The goal was to design and build an automated, secure, storage system for a phone or similarly sized object.
The system would automatically open and close selected drawers and allow the user to set a passcode to open the drawer later.
The design explained below meets this goal and all customer requirements.

Requirements

1. Operate using an ARM Cortex M4 processor
2. Operate drawers autonomously
3. Be powered from a battery lasting a minimum of 2 hours standby time
4. Have a power switch
5. Have a master password for both drawers
6. Have an LCD screen and keypad for drawer and password selections
7. Gather and display temperature data inside the storage system using a temperature sensor and the LCD
8. Not take more than one minute to open or close the drawer
9. Fit phones up to 7 inches long and 4 inches wide
10. Secure drawers when drawer is in locked state
11. Keep locked drawers locked when powered off
12. Have external lights for when dark
13. Have drawer indicator lights for whether the drawer is occupied
14. Appear off until user approaches

Design Overview and Analysis

This design is best explained through an example of use. First, a user walks up to the system. A motion sensor recognizes this and initializes the components previously turned off to save power.
The user chooses a drawer using the keypad as explained by the LCD. Assuming it is empty, the drawer is then opened using a rack and pinion gear system driven by a DC motor.
After the user places a device in the drawer, the device's presence is recognized by the load cell in the drawer and the user is asked to enter a passcode which will later unlock the drawer.
Once the passcode is entered, the drawer closes, locks using a servo motor, displays the temperature detected by the temperature sensor inside the system and returns to the "Select drawer" screen.

When the user is done, they walk away, and with no motion detected, the system enters a sleep mode which disables everything except the motion sensor and STM microcontroller board.
A photoresistor detects ambient light and turns on white LEDs if low levels of light are detected. Red and green indicator LEDs tell the user whether a drawer is occupied or vacant at a glance.

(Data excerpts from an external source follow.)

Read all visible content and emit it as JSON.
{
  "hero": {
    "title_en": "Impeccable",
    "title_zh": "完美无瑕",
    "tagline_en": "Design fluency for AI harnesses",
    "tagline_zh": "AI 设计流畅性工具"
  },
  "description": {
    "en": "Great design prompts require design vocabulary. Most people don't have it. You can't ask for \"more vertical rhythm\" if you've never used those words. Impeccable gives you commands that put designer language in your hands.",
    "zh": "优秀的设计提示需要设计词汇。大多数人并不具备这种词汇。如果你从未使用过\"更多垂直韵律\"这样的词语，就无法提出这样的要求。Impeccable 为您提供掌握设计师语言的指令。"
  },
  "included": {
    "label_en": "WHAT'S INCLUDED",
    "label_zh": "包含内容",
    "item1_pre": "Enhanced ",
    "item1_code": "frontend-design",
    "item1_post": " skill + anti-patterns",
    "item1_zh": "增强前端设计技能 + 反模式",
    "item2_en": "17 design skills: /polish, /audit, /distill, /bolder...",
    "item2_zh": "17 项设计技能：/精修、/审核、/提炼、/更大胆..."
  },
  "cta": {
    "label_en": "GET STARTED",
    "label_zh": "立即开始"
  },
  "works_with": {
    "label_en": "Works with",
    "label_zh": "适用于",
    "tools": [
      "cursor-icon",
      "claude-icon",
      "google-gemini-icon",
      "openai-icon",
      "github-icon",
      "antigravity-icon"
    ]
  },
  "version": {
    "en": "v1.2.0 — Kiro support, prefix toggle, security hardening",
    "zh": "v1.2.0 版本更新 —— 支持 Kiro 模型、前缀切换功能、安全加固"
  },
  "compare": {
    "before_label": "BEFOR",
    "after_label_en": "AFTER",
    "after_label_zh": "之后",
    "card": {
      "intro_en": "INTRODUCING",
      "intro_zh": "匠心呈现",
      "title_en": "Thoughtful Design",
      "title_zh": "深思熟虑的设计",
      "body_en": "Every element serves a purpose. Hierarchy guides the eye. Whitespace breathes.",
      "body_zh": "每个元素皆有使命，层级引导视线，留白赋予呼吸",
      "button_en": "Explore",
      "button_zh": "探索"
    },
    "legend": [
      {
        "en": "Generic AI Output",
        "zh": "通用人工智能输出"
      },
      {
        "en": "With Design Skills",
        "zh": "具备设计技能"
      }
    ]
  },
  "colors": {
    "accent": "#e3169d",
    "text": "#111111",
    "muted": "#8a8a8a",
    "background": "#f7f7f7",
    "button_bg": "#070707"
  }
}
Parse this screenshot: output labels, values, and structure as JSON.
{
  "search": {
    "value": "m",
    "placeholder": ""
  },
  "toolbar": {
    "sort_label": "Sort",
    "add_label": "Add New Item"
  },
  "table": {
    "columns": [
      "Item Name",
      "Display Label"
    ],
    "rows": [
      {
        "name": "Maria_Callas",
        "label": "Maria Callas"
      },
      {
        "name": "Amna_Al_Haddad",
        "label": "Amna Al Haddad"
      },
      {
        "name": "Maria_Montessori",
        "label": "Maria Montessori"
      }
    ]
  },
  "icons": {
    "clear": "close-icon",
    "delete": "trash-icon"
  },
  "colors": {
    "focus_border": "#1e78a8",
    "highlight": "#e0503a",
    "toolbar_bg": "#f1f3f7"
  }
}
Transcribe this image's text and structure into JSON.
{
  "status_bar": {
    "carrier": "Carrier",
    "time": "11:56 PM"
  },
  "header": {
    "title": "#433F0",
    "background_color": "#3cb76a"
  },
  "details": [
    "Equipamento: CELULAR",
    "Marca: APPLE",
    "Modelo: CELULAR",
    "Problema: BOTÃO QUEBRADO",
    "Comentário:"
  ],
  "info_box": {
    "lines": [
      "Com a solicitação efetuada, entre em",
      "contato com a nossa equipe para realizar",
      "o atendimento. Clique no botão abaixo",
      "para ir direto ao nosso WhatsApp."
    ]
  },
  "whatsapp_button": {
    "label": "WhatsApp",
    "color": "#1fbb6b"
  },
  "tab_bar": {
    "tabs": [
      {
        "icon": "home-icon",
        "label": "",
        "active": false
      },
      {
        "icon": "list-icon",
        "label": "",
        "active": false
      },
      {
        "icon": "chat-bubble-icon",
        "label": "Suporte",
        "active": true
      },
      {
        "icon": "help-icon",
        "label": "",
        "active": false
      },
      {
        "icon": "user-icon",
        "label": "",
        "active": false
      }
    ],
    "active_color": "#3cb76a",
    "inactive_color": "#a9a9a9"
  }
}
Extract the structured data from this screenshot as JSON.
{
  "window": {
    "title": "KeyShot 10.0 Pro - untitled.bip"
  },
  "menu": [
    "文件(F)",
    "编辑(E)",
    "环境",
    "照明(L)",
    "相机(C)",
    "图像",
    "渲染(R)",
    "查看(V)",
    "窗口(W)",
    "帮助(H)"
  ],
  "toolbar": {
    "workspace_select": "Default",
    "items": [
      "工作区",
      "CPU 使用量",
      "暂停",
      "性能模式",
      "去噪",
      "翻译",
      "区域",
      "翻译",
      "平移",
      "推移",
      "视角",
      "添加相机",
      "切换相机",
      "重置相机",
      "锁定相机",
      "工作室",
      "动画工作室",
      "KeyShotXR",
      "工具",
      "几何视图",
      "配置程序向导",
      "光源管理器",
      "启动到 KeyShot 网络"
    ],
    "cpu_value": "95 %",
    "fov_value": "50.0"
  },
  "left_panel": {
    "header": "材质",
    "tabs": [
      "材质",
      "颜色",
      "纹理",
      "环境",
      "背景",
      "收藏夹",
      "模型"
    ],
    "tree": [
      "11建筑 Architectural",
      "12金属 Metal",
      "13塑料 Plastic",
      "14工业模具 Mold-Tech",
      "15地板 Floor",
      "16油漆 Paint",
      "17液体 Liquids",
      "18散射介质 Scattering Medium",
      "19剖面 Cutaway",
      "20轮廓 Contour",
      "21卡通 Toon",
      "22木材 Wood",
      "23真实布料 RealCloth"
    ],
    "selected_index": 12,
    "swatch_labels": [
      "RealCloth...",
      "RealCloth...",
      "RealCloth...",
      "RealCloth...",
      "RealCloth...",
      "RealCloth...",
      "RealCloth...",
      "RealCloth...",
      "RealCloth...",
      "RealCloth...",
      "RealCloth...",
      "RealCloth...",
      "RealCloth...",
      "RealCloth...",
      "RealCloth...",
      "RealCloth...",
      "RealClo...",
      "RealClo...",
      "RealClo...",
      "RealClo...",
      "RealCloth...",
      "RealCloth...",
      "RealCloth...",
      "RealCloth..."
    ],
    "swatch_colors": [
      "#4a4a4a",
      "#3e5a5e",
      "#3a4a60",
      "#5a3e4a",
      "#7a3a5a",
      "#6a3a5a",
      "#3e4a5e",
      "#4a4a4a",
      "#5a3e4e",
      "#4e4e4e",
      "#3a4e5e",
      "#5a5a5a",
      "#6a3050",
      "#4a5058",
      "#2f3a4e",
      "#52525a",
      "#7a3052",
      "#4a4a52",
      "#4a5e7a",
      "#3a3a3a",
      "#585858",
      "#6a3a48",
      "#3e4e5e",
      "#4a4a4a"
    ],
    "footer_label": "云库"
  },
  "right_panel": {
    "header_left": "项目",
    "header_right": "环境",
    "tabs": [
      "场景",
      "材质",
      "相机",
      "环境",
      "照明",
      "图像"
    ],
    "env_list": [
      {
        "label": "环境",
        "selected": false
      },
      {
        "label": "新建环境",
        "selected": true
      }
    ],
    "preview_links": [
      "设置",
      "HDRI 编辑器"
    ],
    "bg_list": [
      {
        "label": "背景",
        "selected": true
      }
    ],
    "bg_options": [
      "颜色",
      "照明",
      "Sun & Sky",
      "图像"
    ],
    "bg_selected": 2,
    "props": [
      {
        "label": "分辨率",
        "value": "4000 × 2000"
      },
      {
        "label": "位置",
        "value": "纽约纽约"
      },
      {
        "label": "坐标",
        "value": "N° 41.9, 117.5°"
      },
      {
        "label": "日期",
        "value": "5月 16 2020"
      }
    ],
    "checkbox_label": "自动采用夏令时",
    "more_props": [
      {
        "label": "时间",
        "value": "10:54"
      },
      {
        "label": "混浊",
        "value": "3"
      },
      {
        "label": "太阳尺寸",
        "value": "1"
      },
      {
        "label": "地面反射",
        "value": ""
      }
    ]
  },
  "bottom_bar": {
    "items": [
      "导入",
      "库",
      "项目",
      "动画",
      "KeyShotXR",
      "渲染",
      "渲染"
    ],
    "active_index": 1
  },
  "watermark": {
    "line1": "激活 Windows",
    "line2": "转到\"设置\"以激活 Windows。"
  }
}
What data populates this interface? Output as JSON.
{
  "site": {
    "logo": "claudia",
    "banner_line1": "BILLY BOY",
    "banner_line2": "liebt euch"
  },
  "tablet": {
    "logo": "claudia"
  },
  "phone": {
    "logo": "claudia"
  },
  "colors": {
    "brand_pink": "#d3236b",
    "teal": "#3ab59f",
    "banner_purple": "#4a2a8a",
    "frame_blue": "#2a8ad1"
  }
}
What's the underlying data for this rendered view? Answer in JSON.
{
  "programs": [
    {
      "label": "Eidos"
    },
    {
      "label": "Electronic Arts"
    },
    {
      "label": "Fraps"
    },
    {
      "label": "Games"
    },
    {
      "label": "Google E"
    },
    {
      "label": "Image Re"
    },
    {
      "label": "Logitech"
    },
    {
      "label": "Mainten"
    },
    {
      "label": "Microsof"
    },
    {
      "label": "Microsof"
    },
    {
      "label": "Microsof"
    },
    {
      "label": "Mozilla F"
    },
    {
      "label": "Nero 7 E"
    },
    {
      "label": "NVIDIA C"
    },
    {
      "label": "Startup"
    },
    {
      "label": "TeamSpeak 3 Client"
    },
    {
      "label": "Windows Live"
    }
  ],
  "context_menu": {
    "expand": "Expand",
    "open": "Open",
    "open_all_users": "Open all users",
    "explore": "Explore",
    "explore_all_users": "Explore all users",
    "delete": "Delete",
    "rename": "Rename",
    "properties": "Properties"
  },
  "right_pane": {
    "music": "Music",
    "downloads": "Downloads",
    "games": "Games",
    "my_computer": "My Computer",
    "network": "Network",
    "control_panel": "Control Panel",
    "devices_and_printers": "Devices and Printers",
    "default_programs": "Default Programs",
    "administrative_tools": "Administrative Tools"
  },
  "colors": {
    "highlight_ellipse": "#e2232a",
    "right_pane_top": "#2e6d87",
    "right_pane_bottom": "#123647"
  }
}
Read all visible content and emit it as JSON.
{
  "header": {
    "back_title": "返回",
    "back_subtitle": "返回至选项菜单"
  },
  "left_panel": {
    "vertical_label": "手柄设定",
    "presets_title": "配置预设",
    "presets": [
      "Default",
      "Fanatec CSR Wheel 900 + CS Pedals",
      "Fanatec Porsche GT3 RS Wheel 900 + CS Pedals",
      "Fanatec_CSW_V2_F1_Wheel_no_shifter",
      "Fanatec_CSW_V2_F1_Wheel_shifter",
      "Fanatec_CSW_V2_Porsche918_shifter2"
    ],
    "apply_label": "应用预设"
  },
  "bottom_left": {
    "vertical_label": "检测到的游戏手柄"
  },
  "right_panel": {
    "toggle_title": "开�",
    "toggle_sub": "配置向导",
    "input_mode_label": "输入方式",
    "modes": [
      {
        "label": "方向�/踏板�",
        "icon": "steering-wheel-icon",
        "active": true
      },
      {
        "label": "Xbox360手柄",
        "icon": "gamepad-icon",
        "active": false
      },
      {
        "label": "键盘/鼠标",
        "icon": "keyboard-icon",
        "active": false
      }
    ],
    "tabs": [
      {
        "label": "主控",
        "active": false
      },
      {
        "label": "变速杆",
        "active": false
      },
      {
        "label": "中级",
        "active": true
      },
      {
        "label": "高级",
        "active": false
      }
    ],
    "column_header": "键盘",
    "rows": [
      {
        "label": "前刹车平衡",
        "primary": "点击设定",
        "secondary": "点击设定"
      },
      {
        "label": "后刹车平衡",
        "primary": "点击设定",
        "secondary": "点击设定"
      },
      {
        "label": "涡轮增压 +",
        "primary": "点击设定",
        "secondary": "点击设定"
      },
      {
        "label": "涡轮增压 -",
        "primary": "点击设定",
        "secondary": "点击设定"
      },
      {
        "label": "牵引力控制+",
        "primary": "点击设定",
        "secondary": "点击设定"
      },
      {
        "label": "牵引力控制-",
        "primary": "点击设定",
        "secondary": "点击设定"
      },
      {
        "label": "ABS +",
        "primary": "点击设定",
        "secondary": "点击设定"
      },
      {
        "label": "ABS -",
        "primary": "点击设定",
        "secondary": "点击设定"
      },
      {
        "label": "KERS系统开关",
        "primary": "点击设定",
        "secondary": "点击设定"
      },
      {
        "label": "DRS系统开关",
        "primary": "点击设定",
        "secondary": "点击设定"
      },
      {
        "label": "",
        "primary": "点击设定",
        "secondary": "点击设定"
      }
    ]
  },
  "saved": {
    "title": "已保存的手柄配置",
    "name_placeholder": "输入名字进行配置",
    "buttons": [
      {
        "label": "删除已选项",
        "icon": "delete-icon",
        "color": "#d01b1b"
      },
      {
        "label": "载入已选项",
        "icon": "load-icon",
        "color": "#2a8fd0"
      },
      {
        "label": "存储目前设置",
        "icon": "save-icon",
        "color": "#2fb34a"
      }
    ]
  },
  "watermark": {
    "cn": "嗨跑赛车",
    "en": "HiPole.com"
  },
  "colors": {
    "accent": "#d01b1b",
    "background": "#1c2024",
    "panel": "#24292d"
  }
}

The system takes two power sources: a 9V battery converted to 5V with a linear voltage regulator, and 4 AA batteries to create a 6V source for the DC motors.
The drawers, DC and servo motor mounts, keypad mount, and rack and pinion gear system were all 3D printed for higher accuracy. The remainder of the enclosure was built out of ½" Baltic birch plywood.

System Block Diagram

System Schematic

Power Budget

Raw Power Budget

Power Budget Based on Projected Usage

The power budget shows the system requiring a maximum of 416.52 mAh for a complete user interaction cycle.
Assuming a 9V battery has a capacity of 500 mAh, the system will last 500/416.52 = 1.2004 user interaction cycles assuming a 2 hour standby time.
The system's efficiency could be increased most easily by using more efficient LEDs, and possibly turning off power to the H-bridge when idle using transistors.

Conclusion

The lessons learned from designing, building, testing, and presenting this project come from a mix of what worked and what could have been improved.
One thing that worked well was using female header pins soldered to the perf board to connect the STM board temporarily.
On the other hand, several of the connections soldered to the perf board were longer than necessary and made loose connections to components or other wires.
Another good decision was using a mix of materials. 3D printed parts for the drawers and locking mechanism allowed for accuracy and replicable pieces that fit together perfectly. Using wood allowed for easy modifications and faster build time.
On the software side, using git for version control allowed the design to progress in stages and roll back to the most recent working version when all else failed, which was necessary once.